Journal of the American Geriatrics Society ; 69(SUPPL 1):S75-S76, 2021.
Article in English | EMBASE | ID: covidwho-1214829

ABSTRACT

Background: Catalyzed by the horrific death of George Floyd, a Black man, significant concrete efforts to engage workplaces in Diversity, Equity, & Inclusion (DEI) initiatives has gained prominence and administrative backing among workplaces in the United States. A diverse academic geriatrics & palliative medicine department in New York City began meeting weekly in Town Hall sessions to debrief & discuss workplace, local, & national concerns. Discussions focused on COVID19, the Black Lives Matter movement, structural racism, & patient care inequities. These events ignited greater DEI initiatives to meet departmental needs. This report serves to highlight key program components & lessons learned in launching a structured DEI initiative in the academic medicine setting. Methods: First, a new DEI core & department administration met 2-4 times/month to plan & review DEI program activities, vision, & mission. Confidential roundtable discussions about DEI issues & 1:1 interviews were conducted to assess needs. A monthly Humanities, Arts, & Books (HAB) Initiative provided a safe space for discussion & l earning.
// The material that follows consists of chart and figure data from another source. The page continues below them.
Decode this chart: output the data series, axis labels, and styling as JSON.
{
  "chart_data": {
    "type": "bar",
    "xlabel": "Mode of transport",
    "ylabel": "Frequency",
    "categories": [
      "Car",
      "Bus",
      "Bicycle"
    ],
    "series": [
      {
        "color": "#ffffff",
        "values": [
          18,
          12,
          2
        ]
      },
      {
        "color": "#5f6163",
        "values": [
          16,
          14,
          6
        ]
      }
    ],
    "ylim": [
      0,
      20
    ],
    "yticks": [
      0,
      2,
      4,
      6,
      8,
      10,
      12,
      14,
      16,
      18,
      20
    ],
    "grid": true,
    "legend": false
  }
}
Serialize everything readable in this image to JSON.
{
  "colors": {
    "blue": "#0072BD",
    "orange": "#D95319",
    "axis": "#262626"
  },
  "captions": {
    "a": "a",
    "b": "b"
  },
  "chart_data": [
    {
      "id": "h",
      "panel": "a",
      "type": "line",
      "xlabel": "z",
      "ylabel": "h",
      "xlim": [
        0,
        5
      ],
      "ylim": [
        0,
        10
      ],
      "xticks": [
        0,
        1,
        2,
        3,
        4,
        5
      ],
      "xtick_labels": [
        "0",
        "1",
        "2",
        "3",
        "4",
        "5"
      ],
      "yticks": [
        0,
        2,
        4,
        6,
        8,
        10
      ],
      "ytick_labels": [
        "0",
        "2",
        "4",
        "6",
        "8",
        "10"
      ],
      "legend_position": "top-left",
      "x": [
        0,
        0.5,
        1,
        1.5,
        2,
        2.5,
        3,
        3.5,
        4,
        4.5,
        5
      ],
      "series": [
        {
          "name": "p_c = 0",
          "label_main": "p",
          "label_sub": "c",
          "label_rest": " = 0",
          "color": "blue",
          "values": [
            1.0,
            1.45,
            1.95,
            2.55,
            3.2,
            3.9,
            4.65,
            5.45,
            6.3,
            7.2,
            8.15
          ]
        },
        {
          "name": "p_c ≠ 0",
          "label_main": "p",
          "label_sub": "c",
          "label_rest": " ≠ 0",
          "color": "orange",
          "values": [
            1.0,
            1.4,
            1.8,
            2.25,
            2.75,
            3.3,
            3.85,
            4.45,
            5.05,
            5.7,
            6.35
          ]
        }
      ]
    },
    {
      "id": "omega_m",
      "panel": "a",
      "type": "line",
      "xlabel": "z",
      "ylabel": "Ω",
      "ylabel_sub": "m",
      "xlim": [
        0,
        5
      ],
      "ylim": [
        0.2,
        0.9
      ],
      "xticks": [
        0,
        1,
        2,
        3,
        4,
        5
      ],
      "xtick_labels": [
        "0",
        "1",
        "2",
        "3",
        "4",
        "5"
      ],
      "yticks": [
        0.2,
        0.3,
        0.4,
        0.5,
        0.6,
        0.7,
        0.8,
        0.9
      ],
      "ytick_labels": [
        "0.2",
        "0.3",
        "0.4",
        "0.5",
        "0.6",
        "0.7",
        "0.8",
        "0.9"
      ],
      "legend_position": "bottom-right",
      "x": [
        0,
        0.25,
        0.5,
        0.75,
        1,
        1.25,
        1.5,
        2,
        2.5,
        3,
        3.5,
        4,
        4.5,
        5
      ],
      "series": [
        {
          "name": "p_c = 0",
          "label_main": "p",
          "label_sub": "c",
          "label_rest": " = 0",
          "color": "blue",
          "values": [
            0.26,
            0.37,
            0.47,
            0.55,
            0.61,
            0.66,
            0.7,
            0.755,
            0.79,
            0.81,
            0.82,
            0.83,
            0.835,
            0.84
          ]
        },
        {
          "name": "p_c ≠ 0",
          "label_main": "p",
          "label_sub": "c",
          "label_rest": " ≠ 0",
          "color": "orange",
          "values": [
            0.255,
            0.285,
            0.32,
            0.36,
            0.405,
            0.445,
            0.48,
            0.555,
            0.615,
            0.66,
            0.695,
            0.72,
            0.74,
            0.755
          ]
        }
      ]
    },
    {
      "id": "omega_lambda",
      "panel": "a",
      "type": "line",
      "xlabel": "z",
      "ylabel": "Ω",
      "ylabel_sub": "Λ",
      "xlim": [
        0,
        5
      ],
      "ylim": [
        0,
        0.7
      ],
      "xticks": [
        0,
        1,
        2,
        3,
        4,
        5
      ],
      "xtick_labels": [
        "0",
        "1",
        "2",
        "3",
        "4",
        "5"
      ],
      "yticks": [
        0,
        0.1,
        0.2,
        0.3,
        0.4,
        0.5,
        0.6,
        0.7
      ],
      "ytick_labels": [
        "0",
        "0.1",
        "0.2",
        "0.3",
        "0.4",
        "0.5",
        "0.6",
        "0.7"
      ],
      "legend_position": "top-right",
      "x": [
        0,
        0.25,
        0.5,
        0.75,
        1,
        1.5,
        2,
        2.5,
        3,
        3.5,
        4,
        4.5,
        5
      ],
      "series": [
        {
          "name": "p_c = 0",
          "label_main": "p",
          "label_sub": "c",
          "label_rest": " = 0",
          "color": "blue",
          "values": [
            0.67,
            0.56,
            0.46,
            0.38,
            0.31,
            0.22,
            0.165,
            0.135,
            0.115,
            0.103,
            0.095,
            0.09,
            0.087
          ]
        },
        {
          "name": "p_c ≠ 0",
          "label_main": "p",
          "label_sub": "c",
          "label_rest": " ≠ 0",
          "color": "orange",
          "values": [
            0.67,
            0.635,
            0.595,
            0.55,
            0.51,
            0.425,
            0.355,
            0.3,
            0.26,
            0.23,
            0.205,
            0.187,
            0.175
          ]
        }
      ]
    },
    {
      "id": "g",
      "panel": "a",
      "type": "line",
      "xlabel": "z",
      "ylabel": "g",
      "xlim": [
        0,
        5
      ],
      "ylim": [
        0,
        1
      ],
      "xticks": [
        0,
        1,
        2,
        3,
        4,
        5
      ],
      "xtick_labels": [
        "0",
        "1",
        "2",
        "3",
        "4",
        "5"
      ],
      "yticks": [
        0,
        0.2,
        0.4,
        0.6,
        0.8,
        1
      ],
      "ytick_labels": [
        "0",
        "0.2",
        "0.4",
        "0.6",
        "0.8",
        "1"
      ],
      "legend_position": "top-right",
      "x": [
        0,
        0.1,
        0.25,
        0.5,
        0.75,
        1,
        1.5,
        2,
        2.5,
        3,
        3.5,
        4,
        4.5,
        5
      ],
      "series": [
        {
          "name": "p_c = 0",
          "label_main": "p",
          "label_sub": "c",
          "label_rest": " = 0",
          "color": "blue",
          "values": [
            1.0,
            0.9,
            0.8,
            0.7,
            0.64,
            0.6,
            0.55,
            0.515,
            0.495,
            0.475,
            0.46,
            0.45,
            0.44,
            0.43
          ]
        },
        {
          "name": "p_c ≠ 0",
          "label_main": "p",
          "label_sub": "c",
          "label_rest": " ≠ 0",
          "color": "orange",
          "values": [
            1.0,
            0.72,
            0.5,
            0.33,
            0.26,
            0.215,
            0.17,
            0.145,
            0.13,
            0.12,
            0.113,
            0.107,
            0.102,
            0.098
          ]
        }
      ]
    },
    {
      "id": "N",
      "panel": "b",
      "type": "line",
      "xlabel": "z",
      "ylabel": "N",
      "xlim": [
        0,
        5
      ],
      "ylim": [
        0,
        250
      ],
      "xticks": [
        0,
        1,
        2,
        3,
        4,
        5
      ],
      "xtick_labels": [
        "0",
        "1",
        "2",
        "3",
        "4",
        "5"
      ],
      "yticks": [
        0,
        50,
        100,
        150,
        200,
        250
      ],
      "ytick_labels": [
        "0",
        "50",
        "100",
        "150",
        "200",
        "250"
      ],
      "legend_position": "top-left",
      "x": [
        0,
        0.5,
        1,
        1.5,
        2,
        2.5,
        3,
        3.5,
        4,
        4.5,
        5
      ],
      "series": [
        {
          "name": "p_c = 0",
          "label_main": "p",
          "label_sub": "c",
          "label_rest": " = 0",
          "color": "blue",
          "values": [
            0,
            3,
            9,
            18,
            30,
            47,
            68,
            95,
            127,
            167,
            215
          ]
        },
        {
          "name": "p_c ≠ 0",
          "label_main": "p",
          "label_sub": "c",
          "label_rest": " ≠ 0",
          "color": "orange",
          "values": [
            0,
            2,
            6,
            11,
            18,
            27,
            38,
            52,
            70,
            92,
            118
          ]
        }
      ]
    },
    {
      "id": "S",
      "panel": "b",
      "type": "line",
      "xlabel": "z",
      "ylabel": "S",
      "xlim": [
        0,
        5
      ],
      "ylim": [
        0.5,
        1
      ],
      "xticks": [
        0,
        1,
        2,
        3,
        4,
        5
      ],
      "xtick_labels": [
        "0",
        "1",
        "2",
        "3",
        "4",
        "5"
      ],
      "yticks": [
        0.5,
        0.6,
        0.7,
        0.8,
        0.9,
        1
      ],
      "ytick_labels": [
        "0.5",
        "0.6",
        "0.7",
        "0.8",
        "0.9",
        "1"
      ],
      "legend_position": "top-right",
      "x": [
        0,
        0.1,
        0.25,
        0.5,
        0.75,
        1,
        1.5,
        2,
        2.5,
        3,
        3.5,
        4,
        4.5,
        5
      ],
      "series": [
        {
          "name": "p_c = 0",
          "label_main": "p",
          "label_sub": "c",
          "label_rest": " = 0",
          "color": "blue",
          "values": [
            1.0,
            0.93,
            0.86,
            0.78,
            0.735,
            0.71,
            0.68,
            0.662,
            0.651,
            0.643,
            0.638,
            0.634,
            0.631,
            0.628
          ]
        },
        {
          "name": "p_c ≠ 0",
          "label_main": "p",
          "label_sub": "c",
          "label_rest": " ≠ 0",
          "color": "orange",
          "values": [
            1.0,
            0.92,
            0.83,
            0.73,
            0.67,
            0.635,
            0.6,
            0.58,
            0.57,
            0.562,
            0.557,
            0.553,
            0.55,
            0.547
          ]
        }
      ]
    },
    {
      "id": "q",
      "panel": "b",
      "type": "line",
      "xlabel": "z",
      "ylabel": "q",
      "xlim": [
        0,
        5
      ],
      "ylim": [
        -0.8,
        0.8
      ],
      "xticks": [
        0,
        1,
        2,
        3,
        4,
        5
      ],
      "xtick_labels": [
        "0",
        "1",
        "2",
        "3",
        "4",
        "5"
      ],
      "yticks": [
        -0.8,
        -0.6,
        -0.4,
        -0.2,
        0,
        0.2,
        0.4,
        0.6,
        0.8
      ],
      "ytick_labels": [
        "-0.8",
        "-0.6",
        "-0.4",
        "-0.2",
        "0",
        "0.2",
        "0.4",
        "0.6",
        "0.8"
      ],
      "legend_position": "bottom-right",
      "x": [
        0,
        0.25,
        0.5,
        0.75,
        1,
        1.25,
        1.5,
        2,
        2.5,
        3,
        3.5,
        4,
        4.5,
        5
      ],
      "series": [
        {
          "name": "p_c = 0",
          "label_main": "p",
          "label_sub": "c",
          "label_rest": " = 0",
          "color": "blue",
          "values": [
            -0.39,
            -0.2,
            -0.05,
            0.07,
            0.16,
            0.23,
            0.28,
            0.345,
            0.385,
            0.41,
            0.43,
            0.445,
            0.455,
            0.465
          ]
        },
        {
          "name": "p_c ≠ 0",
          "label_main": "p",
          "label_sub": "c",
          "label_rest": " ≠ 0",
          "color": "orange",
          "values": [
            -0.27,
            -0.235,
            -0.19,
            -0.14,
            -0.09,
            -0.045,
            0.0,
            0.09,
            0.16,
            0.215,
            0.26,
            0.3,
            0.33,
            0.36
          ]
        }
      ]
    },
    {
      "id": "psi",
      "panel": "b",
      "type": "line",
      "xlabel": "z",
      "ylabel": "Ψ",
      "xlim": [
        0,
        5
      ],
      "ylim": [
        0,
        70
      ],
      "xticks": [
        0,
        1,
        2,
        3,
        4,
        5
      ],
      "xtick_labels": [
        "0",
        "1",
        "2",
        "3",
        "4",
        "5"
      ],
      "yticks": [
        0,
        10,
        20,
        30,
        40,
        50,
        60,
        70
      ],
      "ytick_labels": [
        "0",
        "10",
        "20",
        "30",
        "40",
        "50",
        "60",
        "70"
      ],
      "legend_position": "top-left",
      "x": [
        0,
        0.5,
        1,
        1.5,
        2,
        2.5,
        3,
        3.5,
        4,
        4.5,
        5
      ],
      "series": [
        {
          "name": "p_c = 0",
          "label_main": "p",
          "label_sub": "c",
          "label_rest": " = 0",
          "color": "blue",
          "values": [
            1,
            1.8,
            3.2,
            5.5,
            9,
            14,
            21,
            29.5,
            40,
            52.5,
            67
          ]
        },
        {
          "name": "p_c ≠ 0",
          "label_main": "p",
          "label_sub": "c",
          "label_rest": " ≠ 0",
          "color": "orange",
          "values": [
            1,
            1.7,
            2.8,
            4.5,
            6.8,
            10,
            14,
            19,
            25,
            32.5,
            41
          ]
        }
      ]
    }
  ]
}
The HAB platform supported a longitudinal curriculum emphasizing (1) group discussion & self-reflection on DEI topics, (2) knowledge dissemination including a “Learning Pathway” series, & (3) skill-based workshops. With each event, we collected anonymous feedback via survey. Comments were systematically recorded & engagement evaluation was conducted in order to iteratively shape future sessions. Departmental administration was engaged to track DEI-focused measures of recruitment, career advancement, & retention. Finally, we centralized DEI activities on a departmental website, including an anonymous online feedback box. Results: Quantitative & qualitative assessment of DEI initiatives are forthcoming. Metrics include DEI & professional development surveys, departmental demographic & diversity measures, increase in DEI-related projects and grants, & individual participation DEI programs. Conclusions: Creating a strong and sustainable DEI initiative within an academic medical setting requires a passionate and diverse core to centralize efforts, deliberate backing by administration, & thoughtful dissemination of sensitive content in the midst of a highly charged social justice landscape.